Владимир Елистратов - Рассказы
Я люблю тебя, Берлин.
В день моего отъезда, утром, Йенс сказал мне:
— Всё-таки вы, русские, страшные бездельники. Ленивый вы народ. Хотя и симпатичный…
— Где ж я ленивый-то?..
— Целый день гуляешь, дурака валяешь. А я вон, как проклятый, день и ночь… работу ищу. Устал, как трактор. Надорвусь вот — будете знать…
Он шмыгнул носом, глубоко вздохнул, на минуту прильнул к компьютеру, безнадёжно шепнул: «Так и нет работы! Майн Готт». Откинулся на подушку и спросил:
— Рыбкам дал?
— Дал.
— Съели?
— Не то слово.
— Сгоняй за пивком. А то я совсем заработался.
— Да мне ж в аэропорт… Не опоздать бы.
— Авось не опоздаешь.
Я не опоздал. И не только за пивком. Через час после моего приземления в Домодедово мир узнал об извержении исландского вулкана Эйяфьятлайокудль. Еще пару часов, и засел бы я в Берлине на неделю-другую.
Меня впереди ждала всякая ерунда: лекции на пяти факультетах, две недописанные монографии, шесть статей и рассказ для «Моей семьи». Везучий я человек: по жизни гуляю, дурака валяю. Все на авось да на кабы. Никакой трудовой дисциплины. А бедный Йенс вкалывает там, в своём берлинском Бутове, работу ищет.
Кстати, работу он до сих пор так и не нашел. И, наверное, до пенсии уже и не найдёт. Зато пособие ему повысили в полтора раза. А мне зарплату — нет.
И так нам всем и надо, бездельникам.
Иншалла!
Я уже как-то рассказывал: детство мое прошло в Алжире, среди арабов.
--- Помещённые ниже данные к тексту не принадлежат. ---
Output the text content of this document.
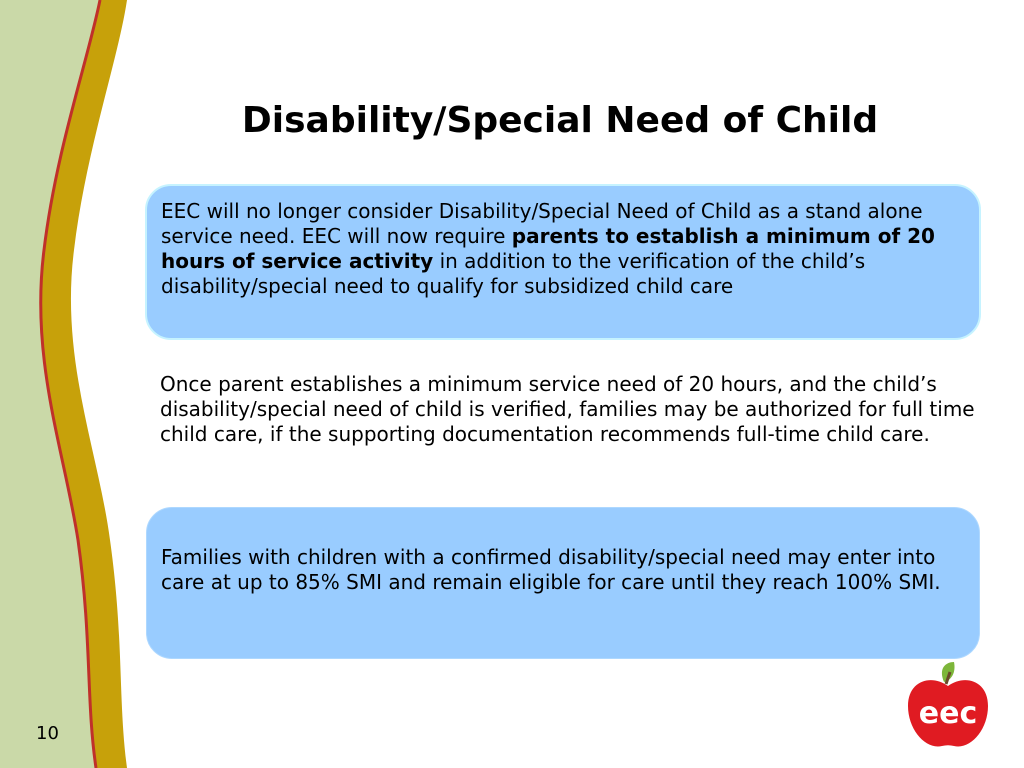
Disability/Special Need of Child

EEC will no longer consider Disability/Special Need of Child as a stand alone service need. EEC will now require parents to establish a minimum of 20 hours of service activity in addition to the verification of the child’s disability/special need to qualify for subsidized child care

Once parent establishes a minimum service need of 20 hours, and the child’s disability/special need of child is verified, families may be authorized for full time child care, if the supporting documentation recommends full-time child care.

Families with children with a confirmed disability/special need may enter into care at up to 85% SMI and remain eligible for care until they reach 100% SMI.

10
eec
Потом мне по нескольку раз приходилось бывать в разных арабских странах: в Египте, Тунисе, Иордании, Катаре, Палестине…
Я не специалист по арабскому языку и культуре, не арабист, но, мне кажется, немного чувствую этот мир. Арабский космос очень сложный, противоречивый. В чем-то невероятно жизнеутверждающий, веселый. В чем-то угрюмо-трагичный, почти безысходный. И то, что происходит сейчас в Тунисе, Ливане, Египте, Бахрейне и других странах этой, как сказали бы греки, «ойкумены», — весьма закономерно.
Политика, экономика, религия — все это само собой. Об этом не будем. Есть, что называется, арабский национальный характер. Вот это важно. Арабы, конечно, все разные. Строго говоря, алжирцы или египтяне — не совсем арабы (вернее даже изначально — совсем не арабы). Арабы — это аравийцы, жители аравийского полуострова. А уже потом, когда аравийцы завоевали полмира, арабизированные народы начали борьбу за равноправие с аравийцами — шуубию. И в результате стали такими же арабами, как саудовцы или йеменцы. Словом, все это сложно. И все же.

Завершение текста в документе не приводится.